I came back from my clementine haze feeling slightly ill and found that he was staring at me. I had brought out the box. "Did you take them all?" he asked. "But of course!" I retorted... "She said you liked them!" But my face turned bright red. He looked annoyed, maybe even a little angry. He'd never been angry with me before.

I had stepped over an invisible line. My lover was going to scorn me for gourmandise.

We spent some time silently riding next to each other on the train. I bounced between shame and defensiveness, which eventually just melted to sadness. The rain was streaming down the window of the train. I actually quietly began to cry. What was Brigitte going to think? How were they going to take this? The culture was new to me so I could not fathom the damage I might have done. Would I be able to face his parents again? A tear ran down my cheek while I gazed out onto the gloomy countryside.

The shock of that uncomfortable ride in the train in which I thought I was going to lose my lover, coupled with the intensity of my first brush with clementines confites had me sworn off them for several years. I just kind of felt sad every time I had one.

He forgave me, and so did Brigitte. There was really no need to worry. I explained to her that I just wanted to please him (I did not mention my own enthusiasm, but I suspect Loic passed the word). Now, after 10 years of marriage to Loic, every year, Brigitte still gives me a big jar of clementines confites every winter. Since she gives them to me, now Loic must ask me if he wants one.

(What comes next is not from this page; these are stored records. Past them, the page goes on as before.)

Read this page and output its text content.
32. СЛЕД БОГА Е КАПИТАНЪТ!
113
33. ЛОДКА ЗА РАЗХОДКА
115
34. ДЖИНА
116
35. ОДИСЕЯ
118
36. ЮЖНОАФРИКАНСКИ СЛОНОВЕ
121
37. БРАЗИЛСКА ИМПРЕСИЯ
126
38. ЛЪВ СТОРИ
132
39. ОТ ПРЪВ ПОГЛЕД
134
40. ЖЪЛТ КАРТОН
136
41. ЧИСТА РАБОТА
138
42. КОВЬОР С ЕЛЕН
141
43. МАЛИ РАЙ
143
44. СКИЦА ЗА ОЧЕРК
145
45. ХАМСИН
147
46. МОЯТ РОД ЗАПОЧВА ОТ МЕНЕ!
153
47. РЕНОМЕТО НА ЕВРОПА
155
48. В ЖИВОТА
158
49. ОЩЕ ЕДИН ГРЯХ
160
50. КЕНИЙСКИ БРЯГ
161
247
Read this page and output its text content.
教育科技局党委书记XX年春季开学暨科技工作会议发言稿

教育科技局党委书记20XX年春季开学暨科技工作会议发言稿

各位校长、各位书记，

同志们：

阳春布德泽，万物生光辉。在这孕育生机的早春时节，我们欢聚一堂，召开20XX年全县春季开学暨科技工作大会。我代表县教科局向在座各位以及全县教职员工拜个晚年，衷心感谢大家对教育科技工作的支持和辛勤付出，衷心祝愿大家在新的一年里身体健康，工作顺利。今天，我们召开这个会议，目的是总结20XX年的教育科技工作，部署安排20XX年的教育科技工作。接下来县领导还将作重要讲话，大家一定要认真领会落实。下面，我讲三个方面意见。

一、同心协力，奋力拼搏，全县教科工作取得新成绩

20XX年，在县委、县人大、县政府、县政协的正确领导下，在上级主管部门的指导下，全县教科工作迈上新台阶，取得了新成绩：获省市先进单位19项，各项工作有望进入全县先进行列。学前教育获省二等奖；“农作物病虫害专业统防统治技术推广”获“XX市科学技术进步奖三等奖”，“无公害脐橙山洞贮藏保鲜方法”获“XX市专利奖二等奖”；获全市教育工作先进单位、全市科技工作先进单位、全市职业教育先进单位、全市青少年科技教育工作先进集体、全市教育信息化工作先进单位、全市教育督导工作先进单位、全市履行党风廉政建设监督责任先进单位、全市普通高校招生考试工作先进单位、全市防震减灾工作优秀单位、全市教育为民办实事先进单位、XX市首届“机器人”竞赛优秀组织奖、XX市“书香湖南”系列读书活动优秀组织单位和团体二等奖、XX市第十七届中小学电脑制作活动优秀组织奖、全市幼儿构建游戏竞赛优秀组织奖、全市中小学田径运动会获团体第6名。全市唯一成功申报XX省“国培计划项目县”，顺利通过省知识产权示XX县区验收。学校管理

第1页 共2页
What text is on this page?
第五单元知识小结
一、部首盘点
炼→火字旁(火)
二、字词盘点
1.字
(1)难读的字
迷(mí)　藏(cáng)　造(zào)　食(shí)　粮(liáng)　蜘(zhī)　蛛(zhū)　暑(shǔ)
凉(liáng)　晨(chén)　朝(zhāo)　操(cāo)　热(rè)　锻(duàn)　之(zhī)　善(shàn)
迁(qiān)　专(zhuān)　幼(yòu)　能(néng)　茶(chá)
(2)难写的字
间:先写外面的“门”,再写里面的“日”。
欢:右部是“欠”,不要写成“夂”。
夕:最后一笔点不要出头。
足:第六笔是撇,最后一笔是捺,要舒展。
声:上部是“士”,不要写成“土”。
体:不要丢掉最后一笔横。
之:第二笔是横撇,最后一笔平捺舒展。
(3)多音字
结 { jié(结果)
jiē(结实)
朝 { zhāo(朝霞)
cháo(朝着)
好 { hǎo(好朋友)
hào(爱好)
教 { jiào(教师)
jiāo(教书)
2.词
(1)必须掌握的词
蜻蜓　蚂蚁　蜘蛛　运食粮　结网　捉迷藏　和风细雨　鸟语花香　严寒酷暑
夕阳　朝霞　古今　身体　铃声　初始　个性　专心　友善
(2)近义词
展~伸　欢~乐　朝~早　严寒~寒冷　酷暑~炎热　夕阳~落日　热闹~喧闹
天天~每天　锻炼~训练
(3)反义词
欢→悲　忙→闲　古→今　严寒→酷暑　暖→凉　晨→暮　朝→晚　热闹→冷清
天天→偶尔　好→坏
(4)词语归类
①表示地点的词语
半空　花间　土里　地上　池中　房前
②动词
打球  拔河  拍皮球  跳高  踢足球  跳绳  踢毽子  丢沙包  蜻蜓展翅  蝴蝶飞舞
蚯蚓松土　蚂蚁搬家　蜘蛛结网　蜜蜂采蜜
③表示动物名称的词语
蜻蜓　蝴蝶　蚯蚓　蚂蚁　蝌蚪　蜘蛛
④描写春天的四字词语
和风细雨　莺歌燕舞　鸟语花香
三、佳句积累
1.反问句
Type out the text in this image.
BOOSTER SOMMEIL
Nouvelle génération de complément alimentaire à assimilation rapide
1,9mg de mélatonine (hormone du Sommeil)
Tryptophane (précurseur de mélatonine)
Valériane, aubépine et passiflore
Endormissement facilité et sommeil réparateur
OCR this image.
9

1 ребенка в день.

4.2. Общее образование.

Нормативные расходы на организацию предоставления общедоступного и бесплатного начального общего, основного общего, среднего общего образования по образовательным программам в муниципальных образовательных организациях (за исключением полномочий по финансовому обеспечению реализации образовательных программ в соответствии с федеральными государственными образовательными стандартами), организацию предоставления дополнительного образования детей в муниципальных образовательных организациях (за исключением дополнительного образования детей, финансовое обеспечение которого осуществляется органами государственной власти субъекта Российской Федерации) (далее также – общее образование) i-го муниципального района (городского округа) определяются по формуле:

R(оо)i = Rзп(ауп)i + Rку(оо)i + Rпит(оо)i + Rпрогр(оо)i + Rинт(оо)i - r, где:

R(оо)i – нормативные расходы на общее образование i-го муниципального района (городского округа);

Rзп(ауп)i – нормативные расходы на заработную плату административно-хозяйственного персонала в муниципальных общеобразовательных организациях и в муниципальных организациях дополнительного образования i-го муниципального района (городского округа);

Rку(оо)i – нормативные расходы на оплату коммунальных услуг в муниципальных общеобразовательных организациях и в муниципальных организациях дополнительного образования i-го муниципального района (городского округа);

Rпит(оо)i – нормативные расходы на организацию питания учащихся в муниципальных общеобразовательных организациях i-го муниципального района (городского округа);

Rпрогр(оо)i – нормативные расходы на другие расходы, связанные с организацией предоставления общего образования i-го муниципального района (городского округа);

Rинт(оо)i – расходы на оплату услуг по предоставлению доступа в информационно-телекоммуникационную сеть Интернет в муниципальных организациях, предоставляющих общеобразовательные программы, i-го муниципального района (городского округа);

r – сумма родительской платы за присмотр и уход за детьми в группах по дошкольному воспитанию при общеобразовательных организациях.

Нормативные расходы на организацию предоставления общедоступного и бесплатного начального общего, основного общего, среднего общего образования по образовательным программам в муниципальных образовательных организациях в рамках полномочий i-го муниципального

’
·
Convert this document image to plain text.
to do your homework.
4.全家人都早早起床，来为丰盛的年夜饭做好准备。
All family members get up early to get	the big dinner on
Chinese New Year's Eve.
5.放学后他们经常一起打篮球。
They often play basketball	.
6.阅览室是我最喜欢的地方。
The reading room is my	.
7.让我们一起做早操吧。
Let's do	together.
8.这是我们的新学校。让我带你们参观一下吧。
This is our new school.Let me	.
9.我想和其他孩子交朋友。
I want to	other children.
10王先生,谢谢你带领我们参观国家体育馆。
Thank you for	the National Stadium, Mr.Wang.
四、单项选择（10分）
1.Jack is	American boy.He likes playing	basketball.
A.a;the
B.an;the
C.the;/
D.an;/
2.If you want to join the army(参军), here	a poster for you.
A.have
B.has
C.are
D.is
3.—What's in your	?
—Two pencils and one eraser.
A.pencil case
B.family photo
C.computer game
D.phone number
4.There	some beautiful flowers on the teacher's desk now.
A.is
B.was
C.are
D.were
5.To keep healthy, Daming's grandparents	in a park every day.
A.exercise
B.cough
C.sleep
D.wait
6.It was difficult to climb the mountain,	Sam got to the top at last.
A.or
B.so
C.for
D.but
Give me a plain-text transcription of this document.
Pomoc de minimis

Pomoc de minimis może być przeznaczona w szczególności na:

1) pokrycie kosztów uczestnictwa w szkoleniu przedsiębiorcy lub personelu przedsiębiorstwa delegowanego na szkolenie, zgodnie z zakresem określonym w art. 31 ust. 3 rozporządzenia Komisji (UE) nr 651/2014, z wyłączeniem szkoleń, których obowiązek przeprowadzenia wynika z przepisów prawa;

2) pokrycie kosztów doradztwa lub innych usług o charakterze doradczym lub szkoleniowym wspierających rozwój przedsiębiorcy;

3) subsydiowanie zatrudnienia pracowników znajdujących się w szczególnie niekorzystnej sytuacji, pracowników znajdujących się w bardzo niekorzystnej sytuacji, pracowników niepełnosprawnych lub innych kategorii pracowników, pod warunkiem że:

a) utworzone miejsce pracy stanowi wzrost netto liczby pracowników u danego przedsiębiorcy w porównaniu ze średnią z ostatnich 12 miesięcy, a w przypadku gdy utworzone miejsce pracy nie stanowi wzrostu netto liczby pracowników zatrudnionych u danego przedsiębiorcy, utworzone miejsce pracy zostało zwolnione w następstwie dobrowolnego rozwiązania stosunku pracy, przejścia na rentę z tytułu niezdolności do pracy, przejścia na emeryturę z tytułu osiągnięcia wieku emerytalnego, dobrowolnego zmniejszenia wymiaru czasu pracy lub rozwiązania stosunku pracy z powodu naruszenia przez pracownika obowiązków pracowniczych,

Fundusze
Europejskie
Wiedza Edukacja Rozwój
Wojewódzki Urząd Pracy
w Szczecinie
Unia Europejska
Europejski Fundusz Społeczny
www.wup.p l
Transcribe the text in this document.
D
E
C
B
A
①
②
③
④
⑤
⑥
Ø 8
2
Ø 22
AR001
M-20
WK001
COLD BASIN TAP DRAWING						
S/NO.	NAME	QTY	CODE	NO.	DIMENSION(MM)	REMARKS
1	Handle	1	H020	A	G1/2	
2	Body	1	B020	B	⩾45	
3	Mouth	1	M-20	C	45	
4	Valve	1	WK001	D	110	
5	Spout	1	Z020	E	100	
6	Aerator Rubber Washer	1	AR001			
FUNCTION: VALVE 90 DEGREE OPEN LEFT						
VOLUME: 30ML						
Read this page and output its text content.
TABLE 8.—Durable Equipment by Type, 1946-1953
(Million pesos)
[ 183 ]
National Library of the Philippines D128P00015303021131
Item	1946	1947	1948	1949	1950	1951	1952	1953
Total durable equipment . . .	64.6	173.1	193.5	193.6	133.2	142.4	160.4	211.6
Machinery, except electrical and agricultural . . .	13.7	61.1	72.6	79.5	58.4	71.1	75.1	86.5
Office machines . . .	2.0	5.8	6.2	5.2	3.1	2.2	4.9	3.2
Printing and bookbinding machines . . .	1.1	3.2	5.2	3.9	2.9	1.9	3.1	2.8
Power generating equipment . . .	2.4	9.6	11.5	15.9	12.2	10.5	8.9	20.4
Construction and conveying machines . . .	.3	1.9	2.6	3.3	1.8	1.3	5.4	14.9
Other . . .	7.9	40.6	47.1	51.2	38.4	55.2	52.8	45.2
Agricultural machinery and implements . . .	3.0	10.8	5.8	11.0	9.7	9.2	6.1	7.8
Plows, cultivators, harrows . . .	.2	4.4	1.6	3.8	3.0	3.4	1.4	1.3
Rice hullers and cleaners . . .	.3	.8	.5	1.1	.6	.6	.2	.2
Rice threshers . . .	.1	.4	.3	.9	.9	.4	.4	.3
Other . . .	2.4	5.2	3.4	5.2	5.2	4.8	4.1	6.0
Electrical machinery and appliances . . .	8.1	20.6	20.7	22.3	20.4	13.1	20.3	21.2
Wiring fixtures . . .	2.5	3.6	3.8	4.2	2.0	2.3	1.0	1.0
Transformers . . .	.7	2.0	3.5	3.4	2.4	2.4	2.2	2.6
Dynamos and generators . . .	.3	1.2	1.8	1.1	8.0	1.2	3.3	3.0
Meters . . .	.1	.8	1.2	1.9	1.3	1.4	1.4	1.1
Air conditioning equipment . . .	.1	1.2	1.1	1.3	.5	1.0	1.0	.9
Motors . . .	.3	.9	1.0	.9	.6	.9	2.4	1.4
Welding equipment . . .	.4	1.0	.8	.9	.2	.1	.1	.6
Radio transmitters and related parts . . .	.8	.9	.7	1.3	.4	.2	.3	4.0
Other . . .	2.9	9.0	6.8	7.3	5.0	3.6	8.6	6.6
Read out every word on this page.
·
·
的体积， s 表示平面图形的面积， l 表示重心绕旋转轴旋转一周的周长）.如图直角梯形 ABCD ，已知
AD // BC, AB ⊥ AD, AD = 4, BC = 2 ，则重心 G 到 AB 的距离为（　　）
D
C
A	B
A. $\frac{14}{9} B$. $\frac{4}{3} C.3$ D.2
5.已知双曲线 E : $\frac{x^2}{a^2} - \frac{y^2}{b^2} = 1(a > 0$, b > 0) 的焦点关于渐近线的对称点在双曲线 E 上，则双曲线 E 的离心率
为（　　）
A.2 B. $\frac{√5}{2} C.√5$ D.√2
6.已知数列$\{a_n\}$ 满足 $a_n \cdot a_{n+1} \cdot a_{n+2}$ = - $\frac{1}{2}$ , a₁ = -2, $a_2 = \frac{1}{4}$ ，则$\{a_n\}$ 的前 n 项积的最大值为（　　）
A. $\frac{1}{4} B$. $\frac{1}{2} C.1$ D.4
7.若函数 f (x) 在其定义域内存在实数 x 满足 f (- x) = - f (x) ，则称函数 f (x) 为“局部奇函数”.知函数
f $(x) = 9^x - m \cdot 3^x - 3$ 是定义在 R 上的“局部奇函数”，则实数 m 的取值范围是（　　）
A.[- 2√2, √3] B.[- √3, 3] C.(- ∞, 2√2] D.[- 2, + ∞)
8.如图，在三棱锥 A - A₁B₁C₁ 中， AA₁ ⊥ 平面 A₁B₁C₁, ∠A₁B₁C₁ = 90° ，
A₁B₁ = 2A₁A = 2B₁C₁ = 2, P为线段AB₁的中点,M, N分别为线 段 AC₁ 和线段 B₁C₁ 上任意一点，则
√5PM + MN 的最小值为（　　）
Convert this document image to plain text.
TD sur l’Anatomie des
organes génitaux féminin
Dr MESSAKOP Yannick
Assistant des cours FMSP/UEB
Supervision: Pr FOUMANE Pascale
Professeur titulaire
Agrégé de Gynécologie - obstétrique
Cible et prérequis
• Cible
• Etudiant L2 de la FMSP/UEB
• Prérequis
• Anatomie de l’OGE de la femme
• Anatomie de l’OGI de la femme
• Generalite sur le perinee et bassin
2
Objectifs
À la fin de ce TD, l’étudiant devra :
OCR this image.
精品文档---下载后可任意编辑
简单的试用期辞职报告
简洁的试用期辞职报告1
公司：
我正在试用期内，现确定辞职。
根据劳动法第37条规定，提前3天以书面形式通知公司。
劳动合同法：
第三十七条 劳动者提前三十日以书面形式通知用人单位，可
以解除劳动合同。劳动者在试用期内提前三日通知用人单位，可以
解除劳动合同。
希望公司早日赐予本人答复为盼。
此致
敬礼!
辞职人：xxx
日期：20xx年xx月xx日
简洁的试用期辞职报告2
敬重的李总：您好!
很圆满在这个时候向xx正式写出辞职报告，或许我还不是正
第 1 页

Choose a pound of firm, ripe clementines, in season this time of year.  Scrub them clean, and pierce them deeply with a thin needle, everywhere.  Put them into a saucepan, and cover the pierced fruits by 2 cms (an inch) with water.  Bring to a boil, then simmer for 15 minutes.  Remove the fruit with a pair of tongs or slotted spoon to a deep sided non-reactive bowl or a jar.  Add 500 grams sugar, and 200 grams glucose syrup or honey (which will alter the flavor somewhat but still achieve the goal of avoiding the sugar going grainy) to the cooking juice.  Bring the syrup to a boil and remove from heat promptly when it reaches a good rolling boil.  Pour the syrup over the clementines, weigh the top down with a plate to avoid the fruits from floating to the top, and let it sit loosely covered with a clean dishcloth for 2 days.  After 2 days have passed, remove the fruit from the bowl, transfer the juice to a saucepan, and add 100 grams of sugar to the juice.  Bring the juice and sugar to a rolling boil, remove from heat, then pour over the clementines and let sit for another 2 days.  Follow this process every 2 days, every 2 days adding 100 grams of sugar to the mix, until you reach the 14th day.  At this time, transfer them to a jar, and keep, covered in their syrup, in a cool dry place.  They will keep for as long as a year, getting better with age, but at 2 weeks they're still pretty darn good.